When LeBron James first left the Cleveland Cavaliers to sign with the Miami Heat, their focus in training camp was almost solely on defense. According to James’ description of his first training camp with the Los Angeles Lakers, Luke Walton is taking a similar approach to his first season coaching LeBron as Erik Spoelstra did.
According to James, the Lakers have primarily been focusing on defense thus far in the few practices they’ve had. He says that’s how they’ll get into their offense, through success on the other side.
“I think it will be kind of similar to Miami in the sense of we really started with our defense and got out and ran,” James told reporters after practice Wednesday afternoon. “When you get out and run, you’re able to get down the floor before teams can set their defense.
“There’s a lot of good defenses in our league, so to be able to get stops and get out and run before defenses get set up. That’s what we did a lot in Miami. We started with our defensive side and if you defend, it gives you an advantage on the other end.”

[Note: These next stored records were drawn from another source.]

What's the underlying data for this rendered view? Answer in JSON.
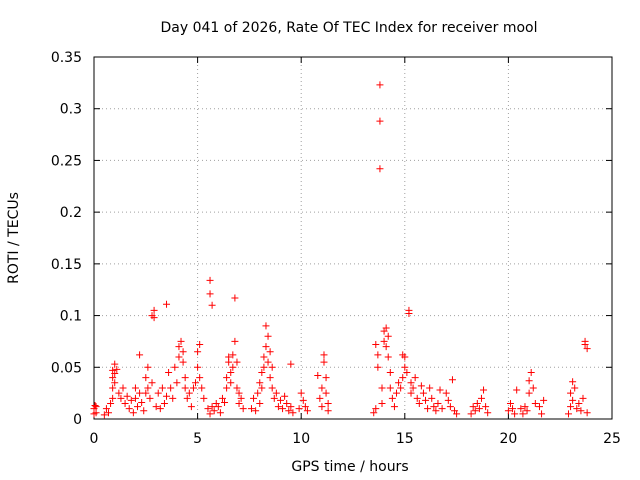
{
  "chart_data": {
    "type": "scatter",
    "title": "Day 041 of 2026, Rate Of TEC Index for receiver mool",
    "xlabel": "GPS time / hours",
    "ylabel": "ROTI / TECUs",
    "xlim": [
      0,
      25
    ],
    "ylim": [
      0,
      0.35
    ],
    "xticks": [
      0,
      5,
      10,
      15,
      20,
      25
    ],
    "yticks": [
      0,
      0.05,
      0.1,
      0.15,
      0.2,
      0.25,
      0.3,
      0.35
    ],
    "xtick_labels": [
      "0",
      "5",
      "10",
      "15",
      "20",
      "25"
    ],
    "ytick_labels": [
      "0",
      "0.05",
      "0.1",
      "0.15",
      "0.2",
      "0.25",
      "0.3",
      "0.35"
    ],
    "grid": true,
    "marker": "+",
    "marker_color": "#ff0000",
    "series": [
      {
        "name": "ROTI",
        "points": [
          [
            0.0,
            0.005
          ],
          [
            0.0,
            0.01
          ],
          [
            0.05,
            0.013
          ],
          [
            0.1,
            0.006
          ],
          [
            0.1,
            0.012
          ],
          [
            0.5,
            0.004
          ],
          [
            0.6,
            0.01
          ],
          [
            0.7,
            0.006
          ],
          [
            0.8,
            0.015
          ],
          [
            0.9,
            0.02
          ],
          [
            0.9,
            0.03
          ],
          [
            0.9,
            0.04
          ],
          [
            0.9,
            0.047
          ],
          [
            1.0,
            0.053
          ],
          [
            1.0,
            0.044
          ],
          [
            1.1,
            0.048
          ],
          [
            1.0,
            0.035
          ],
          [
            1.2,
            0.025
          ],
          [
            1.3,
            0.02
          ],
          [
            1.4,
            0.03
          ],
          [
            1.5,
            0.015
          ],
          [
            1.6,
            0.022
          ],
          [
            1.7,
            0.01
          ],
          [
            1.8,
            0.018
          ],
          [
            1.9,
            0.006
          ],
          [
            2.0,
            0.02
          ],
          [
            2.0,
            0.03
          ],
          [
            2.1,
            0.012
          ],
          [
            2.2,
            0.025
          ],
          [
            2.2,
            0.062
          ],
          [
            2.3,
            0.016
          ],
          [
            2.4,
            0.008
          ],
          [
            2.5,
            0.025
          ],
          [
            2.5,
            0.04
          ],
          [
            2.6,
            0.03
          ],
          [
            2.6,
            0.05
          ],
          [
            2.7,
            0.02
          ],
          [
            2.8,
            0.035
          ],
          [
            2.8,
            0.1
          ],
          [
            2.9,
            0.105
          ],
          [
            2.9,
            0.098
          ],
          [
            3.0,
            0.012
          ],
          [
            3.1,
            0.025
          ],
          [
            3.2,
            0.01
          ],
          [
            3.3,
            0.03
          ],
          [
            3.4,
            0.015
          ],
          [
            3.5,
            0.022
          ],
          [
            3.5,
            0.111
          ],
          [
            3.6,
            0.045
          ],
          [
            3.7,
            0.03
          ],
          [
            3.8,
            0.02
          ],
          [
            3.9,
            0.05
          ],
          [
            4.0,
            0.035
          ],
          [
            4.1,
            0.06
          ],
          [
            4.1,
            0.07
          ],
          [
            4.2,
            0.075
          ],
          [
            4.3,
            0.065
          ],
          [
            4.3,
            0.055
          ],
          [
            4.4,
            0.04
          ],
          [
            4.4,
            0.03
          ],
          [
            4.5,
            0.02
          ],
          [
            4.6,
            0.025
          ],
          [
            4.7,
            0.012
          ],
          [
            4.8,
            0.03
          ],
          [
            4.9,
            0.035
          ],
          [
            5.0,
            0.065
          ],
          [
            5.0,
            0.05
          ],
          [
            5.1,
            0.072
          ],
          [
            5.1,
            0.04
          ],
          [
            5.2,
            0.03
          ],
          [
            5.3,
            0.02
          ],
          [
            5.5,
            0.01
          ],
          [
            5.6,
            0.121
          ],
          [
            5.6,
            0.134
          ],
          [
            5.7,
            0.11
          ],
          [
            5.6,
            0.005
          ],
          [
            5.7,
            0.012
          ],
          [
            5.8,
            0.008
          ],
          [
            5.9,
            0.015
          ],
          [
            6.0,
            0.012
          ],
          [
            6.1,
            0.006
          ],
          [
            6.2,
            0.02
          ],
          [
            6.3,
            0.016
          ],
          [
            6.4,
            0.03
          ],
          [
            6.4,
            0.04
          ],
          [
            6.5,
            0.055
          ],
          [
            6.5,
            0.06
          ],
          [
            6.6,
            0.045
          ],
          [
            6.6,
            0.035
          ],
          [
            6.7,
            0.062
          ],
          [
            6.7,
            0.05
          ],
          [
            6.8,
            0.075
          ],
          [
            6.8,
            0.117
          ],
          [
            6.9,
            0.055
          ],
          [
            6.9,
            0.03
          ],
          [
            7.0,
            0.025
          ],
          [
            7.1,
            0.02
          ],
          [
            7.2,
            0.01
          ],
          [
            7.0,
            0.015
          ],
          [
            7.6,
            0.01
          ],
          [
            7.7,
            0.02
          ],
          [
            7.8,
            0.008
          ],
          [
            7.9,
            0.025
          ],
          [
            8.0,
            0.035
          ],
          [
            8.0,
            0.015
          ],
          [
            8.1,
            0.045
          ],
          [
            8.1,
            0.03
          ],
          [
            8.2,
            0.06
          ],
          [
            8.2,
            0.05
          ],
          [
            8.3,
            0.09
          ],
          [
            8.3,
            0.07
          ],
          [
            8.4,
            0.08
          ],
          [
            8.4,
            0.055
          ],
          [
            8.5,
            0.04
          ],
          [
            8.5,
            0.065
          ],
          [
            8.6,
            0.05
          ],
          [
            8.6,
            0.03
          ],
          [
            8.7,
            0.02
          ],
          [
            8.8,
            0.025
          ],
          [
            8.9,
            0.012
          ],
          [
            9.0,
            0.018
          ],
          [
            9.1,
            0.01
          ],
          [
            9.2,
            0.022
          ],
          [
            9.3,
            0.015
          ],
          [
            9.4,
            0.008
          ],
          [
            9.5,
            0.053
          ],
          [
            9.5,
            0.012
          ],
          [
            9.6,
            0.006
          ],
          [
            9.9,
            0.01
          ],
          [
            10.0,
            0.025
          ],
          [
            10.1,
            0.018
          ],
          [
            10.2,
            0.012
          ],
          [
            10.3,
            0.008
          ],
          [
            10.8,
            0.042
          ],
          [
            10.9,
            0.02
          ],
          [
            11.0,
            0.03
          ],
          [
            11.0,
            0.012
          ],
          [
            11.1,
            0.055
          ],
          [
            11.1,
            0.062
          ],
          [
            11.2,
            0.04
          ],
          [
            11.2,
            0.025
          ],
          [
            11.3,
            0.015
          ],
          [
            11.3,
            0.008
          ],
          [
            13.5,
            0.006
          ],
          [
            13.6,
            0.01
          ],
          [
            13.6,
            0.072
          ],
          [
            13.7,
            0.062
          ],
          [
            13.7,
            0.05
          ],
          [
            13.8,
            0.323
          ],
          [
            13.8,
            0.288
          ],
          [
            13.8,
            0.242
          ],
          [
            13.9,
            0.03
          ],
          [
            13.9,
            0.015
          ],
          [
            14.0,
            0.075
          ],
          [
            14.0,
            0.085
          ],
          [
            14.1,
            0.088
          ],
          [
            14.1,
            0.07
          ],
          [
            14.2,
            0.08
          ],
          [
            14.2,
            0.06
          ],
          [
            14.3,
            0.045
          ],
          [
            14.3,
            0.03
          ],
          [
            14.4,
            0.02
          ],
          [
            14.5,
            0.012
          ],
          [
            14.6,
            0.025
          ],
          [
            14.7,
            0.035
          ],
          [
            14.8,
            0.03
          ],
          [
            14.9,
            0.04
          ],
          [
            14.9,
            0.062
          ],
          [
            15.0,
            0.06
          ],
          [
            15.0,
            0.05
          ],
          [
            15.1,
            0.045
          ],
          [
            15.2,
            0.102
          ],
          [
            15.2,
            0.105
          ],
          [
            15.3,
            0.035
          ],
          [
            15.3,
            0.025
          ],
          [
            15.4,
            0.03
          ],
          [
            15.5,
            0.04
          ],
          [
            15.6,
            0.02
          ],
          [
            15.7,
            0.015
          ],
          [
            15.8,
            0.032
          ],
          [
            15.9,
            0.025
          ],
          [
            16.0,
            0.018
          ],
          [
            16.1,
            0.01
          ],
          [
            16.2,
            0.03
          ],
          [
            16.3,
            0.02
          ],
          [
            16.4,
            0.012
          ],
          [
            16.5,
            0.008
          ],
          [
            16.6,
            0.015
          ],
          [
            16.7,
            0.028
          ],
          [
            16.8,
            0.01
          ],
          [
            17.0,
            0.025
          ],
          [
            17.1,
            0.018
          ],
          [
            17.2,
            0.012
          ],
          [
            17.3,
            0.038
          ],
          [
            17.4,
            0.008
          ],
          [
            17.5,
            0.005
          ],
          [
            18.2,
            0.005
          ],
          [
            18.3,
            0.012
          ],
          [
            18.4,
            0.008
          ],
          [
            18.5,
            0.015
          ],
          [
            18.6,
            0.01
          ],
          [
            18.7,
            0.02
          ],
          [
            18.8,
            0.028
          ],
          [
            18.9,
            0.012
          ],
          [
            19.0,
            0.006
          ],
          [
            20.0,
            0.008
          ],
          [
            20.1,
            0.015
          ],
          [
            20.2,
            0.01
          ],
          [
            20.3,
            0.005
          ],
          [
            20.4,
            0.028
          ],
          [
            20.6,
            0.01
          ],
          [
            20.7,
            0.005
          ],
          [
            20.8,
            0.012
          ],
          [
            20.9,
            0.008
          ],
          [
            21.0,
            0.025
          ],
          [
            21.0,
            0.037
          ],
          [
            21.1,
            0.045
          ],
          [
            21.2,
            0.03
          ],
          [
            21.3,
            0.015
          ],
          [
            21.5,
            0.012
          ],
          [
            21.6,
            0.005
          ],
          [
            21.7,
            0.018
          ],
          [
            22.9,
            0.005
          ],
          [
            23.0,
            0.012
          ],
          [
            23.0,
            0.025
          ],
          [
            23.1,
            0.036
          ],
          [
            23.1,
            0.018
          ],
          [
            23.2,
            0.03
          ],
          [
            23.3,
            0.01
          ],
          [
            23.4,
            0.015
          ],
          [
            23.5,
            0.008
          ],
          [
            23.6,
            0.02
          ],
          [
            23.7,
            0.075
          ],
          [
            23.7,
            0.072
          ],
          [
            23.8,
            0.068
          ],
          [
            23.8,
            0.006
          ]
        ]
      }
    ]
  }
}
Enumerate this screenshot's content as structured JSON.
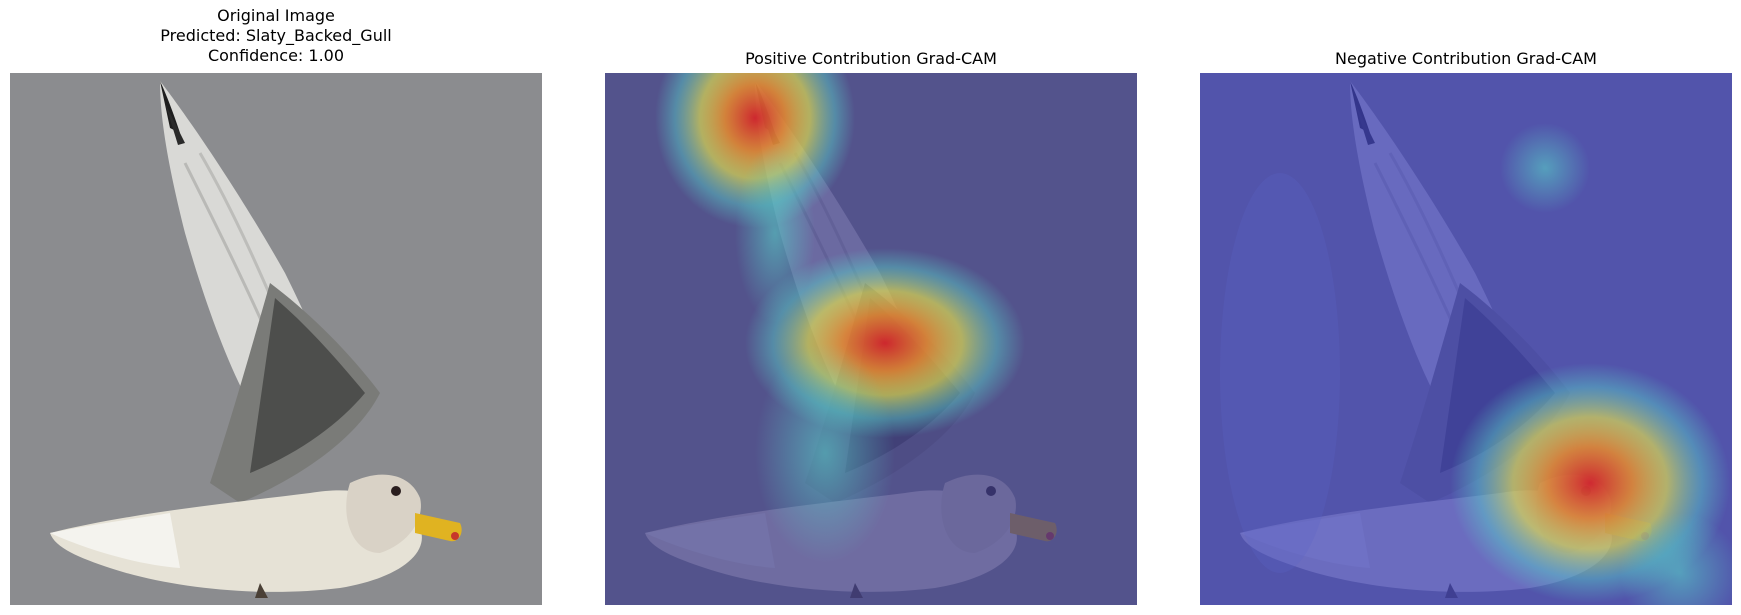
{
  "panels": [
    {
      "lines": [
        "Original Image",
        "Predicted: Slaty_Backed_Gull",
        "Confidence: 1.00"
      ]
    },
    {
      "lines": [
        "Positive Contribution Grad-CAM"
      ]
    },
    {
      "lines": [
        "Negative Contribution Grad-CAM"
      ]
    }
  ],
  "colors": {
    "sky": "#8b8c8f",
    "overlay_low": "#4a4fb0",
    "heat_high": "#e0302a",
    "heat_mid": "#f2e24a",
    "heat_cool": "#58d0c8"
  },
  "icons": [
    "gull-photo",
    "gradcam-positive-heatmap",
    "gradcam-negative-heatmap"
  ]
}
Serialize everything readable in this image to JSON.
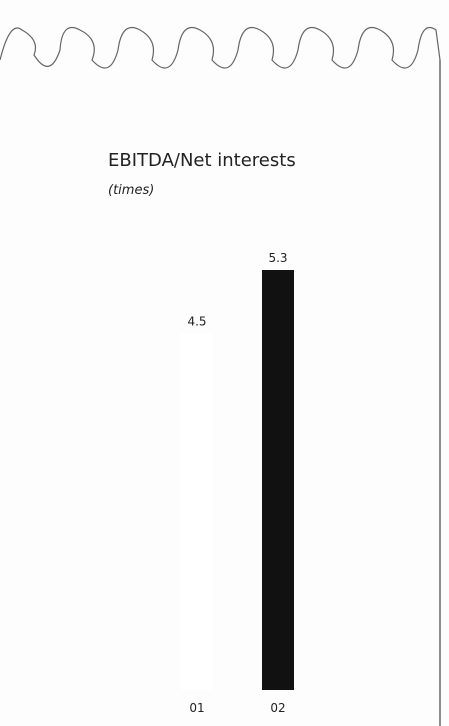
{
  "chart_data": {
    "type": "bar",
    "title": "EBITDA/Net interests",
    "subtitle": "(times)",
    "categories": [
      "01",
      "02"
    ],
    "values": [
      4.5,
      5.3
    ],
    "colors": [
      "#ffffff",
      "#111111"
    ],
    "ylim": [
      0,
      5.3
    ]
  }
}
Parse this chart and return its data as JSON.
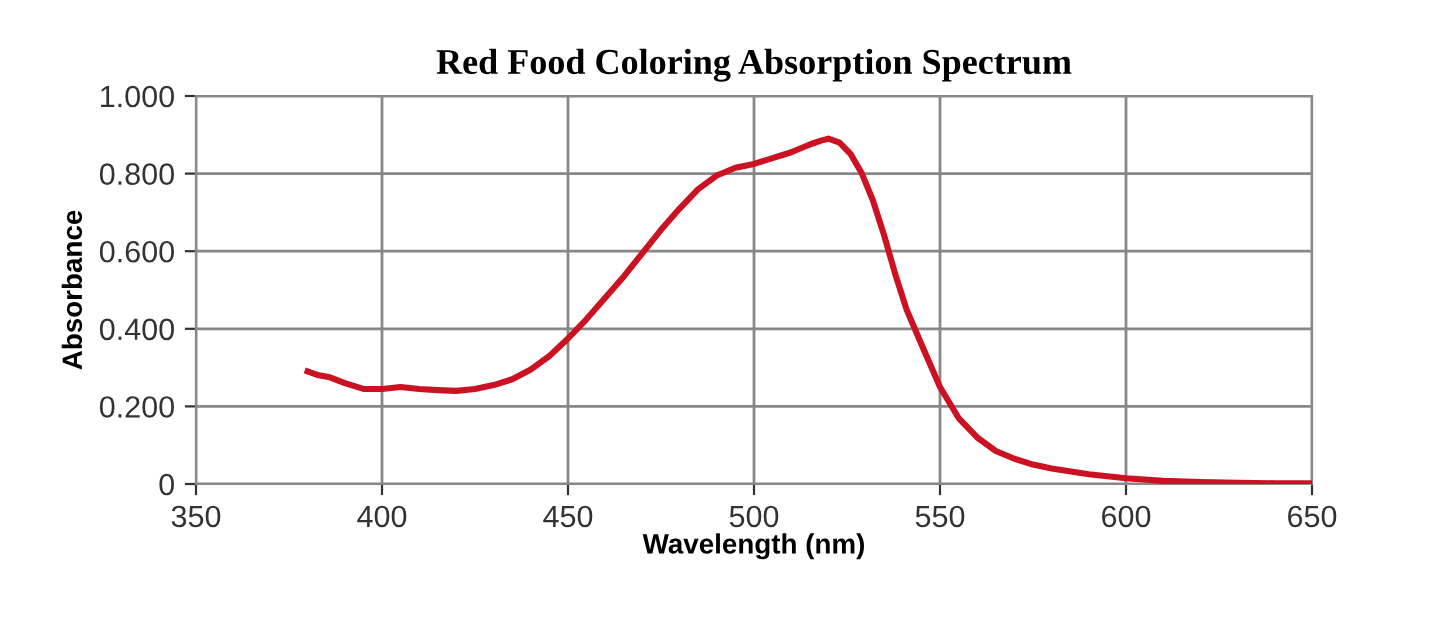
{
  "chart_data": {
    "type": "line",
    "title": "Red Food Coloring Absorption Spectrum",
    "xlabel": "Wavelength (nm)",
    "ylabel": "Absorbance",
    "series": [
      {
        "color": "#cc1122",
        "x": [
          380,
          383,
          386,
          390,
          395,
          400,
          405,
          410,
          415,
          420,
          425,
          430,
          435,
          440,
          445,
          450,
          455,
          460,
          465,
          470,
          475,
          480,
          485,
          490,
          495,
          500,
          505,
          510,
          515,
          518,
          520,
          523,
          526,
          529,
          532,
          535,
          538,
          541,
          545,
          550,
          555,
          560,
          565,
          570,
          575,
          580,
          590,
          600,
          610,
          620,
          630,
          640,
          650
        ],
        "values": [
          0.29,
          0.28,
          0.275,
          0.26,
          0.245,
          0.245,
          0.25,
          0.245,
          0.242,
          0.24,
          0.245,
          0.255,
          0.27,
          0.295,
          0.33,
          0.375,
          0.425,
          0.48,
          0.535,
          0.595,
          0.655,
          0.71,
          0.76,
          0.795,
          0.815,
          0.825,
          0.84,
          0.855,
          0.875,
          0.885,
          0.89,
          0.88,
          0.85,
          0.8,
          0.73,
          0.64,
          0.54,
          0.45,
          0.36,
          0.25,
          0.17,
          0.12,
          0.085,
          0.065,
          0.05,
          0.04,
          0.025,
          0.015,
          0.008,
          0.005,
          0.003,
          0.002,
          0.002
        ]
      }
    ],
    "xlim": [
      350,
      650
    ],
    "ylim": [
      0,
      1
    ],
    "xticks": [
      350,
      400,
      450,
      500,
      550,
      600,
      650
    ],
    "yticks": [
      {
        "value": 0,
        "label": "0"
      },
      {
        "value": 0.2,
        "label": "0.200"
      },
      {
        "value": 0.4,
        "label": "0.400"
      },
      {
        "value": 0.6,
        "label": "0.600"
      },
      {
        "value": 0.8,
        "label": "0.800"
      },
      {
        "value": 1,
        "label": "1.000"
      }
    ],
    "grid": true,
    "marker": "none",
    "line_style": "solid"
  }
}
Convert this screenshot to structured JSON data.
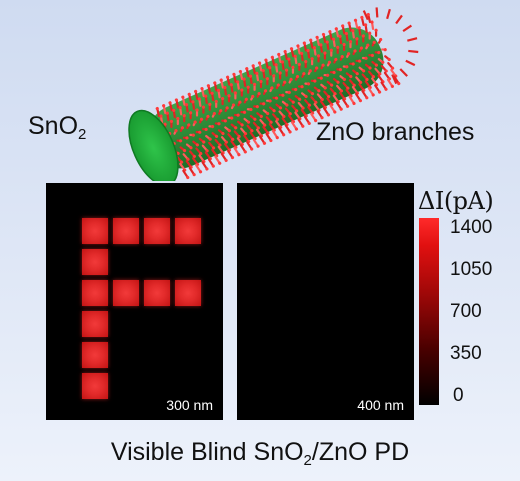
{
  "labels": {
    "core_prefix": "SnO",
    "core_sub": "2",
    "branches": "ZnO branches"
  },
  "maps": [
    {
      "caption": "300 nm",
      "pattern": "F",
      "active": true
    },
    {
      "caption": "400 nm",
      "pattern": "none",
      "active": false
    }
  ],
  "colorbar": {
    "title": "ΔI(pA)",
    "ticks": [
      "1400",
      "1050",
      "700",
      "350",
      "0"
    ],
    "colors": {
      "high": "#ff2a2a",
      "low": "#000000"
    }
  },
  "caption": {
    "part1": "Visible Blind SnO",
    "sub": "2",
    "part2": "/ZnO PD"
  }
}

For statistical context, those Heat teams James is mentioning didn’t really play as fast as he might remember. In 2011, they ranked 21st in terms of pace, then 15th in 2012, 23rd in 2013 and 27th in 2014. As has often been referenced this summer, the Lakers are coming off a season in which they tied for the second-fastest pace in the NBA.
Still, anyone can surely remember how devastating those dynamic Heat teams were on the break when they did run, so the theory James is envisioning makes sense.
Thanks to crazy overhaul, the Lakers are going to be implementing a brand new system basically on the fly. So focusing on defense, something the Lakers can control, in order to grab a few easy buckets each night is a sensible approach.
While James mentions the higher-caliber defenses in the NBA, focusing on defense to create offense against inferior opponents should pay even higher dividends, as they tend to turn the ball over more often and get back on defense more lackadaisically.
James’ teams may not have gotten out in transition as much compared to other teams, but he is one of the game’s absolute best on the break. In Miami, James had Dwyane Wade to help lead the break and in Cleveland, he had Kyrie Irving for a few years and Kevin Love outlet passes, but he hasn’t played on a team with this many guys capable of getting the transition game started, whether from a rebound or a turnover.
The idea of James being able to simply get out on the break while Lonzo Ball, Rajon Rondo or Brandon Ingram get the ball past the first layer of defense is, quite frankly, thrilling to think about.
And when it is James starting the break and he has shooters filling the lanes next to him, he’s almost weirdly detail-oriented.
“I know how guys like the ball,” James explained. “I watch a lot of film. Knowing if guys like seams or no seams, if they like low passes or high passes, if they like the [pass on the] numbers or the forehead, it’s my job to get it to them.
“I think our coaching staff and Luke will put them in positions, but wherever they are on the floor it’s my job to get it to them.”
One thing I legitimately can’t wait to watch on a nightly basis is the precision James manages on cross-court passes on the move. The idea that he recognizes who will be on the receiving end and alters the way he holds the ball or where he’s going to hit his actual target heading into each pass is mind-boggling.
None of this is possible, though, if the Lakers don’t live up to the caliber of defense they played last year, especially early in the season. If they’re able to match or even exceed that efficiency, they have the tools to be absolutely deadly in transition. That James, the coaching staff and the rest of the Lakers have already recognized this leads me to believe they know what to focus on to make it happen.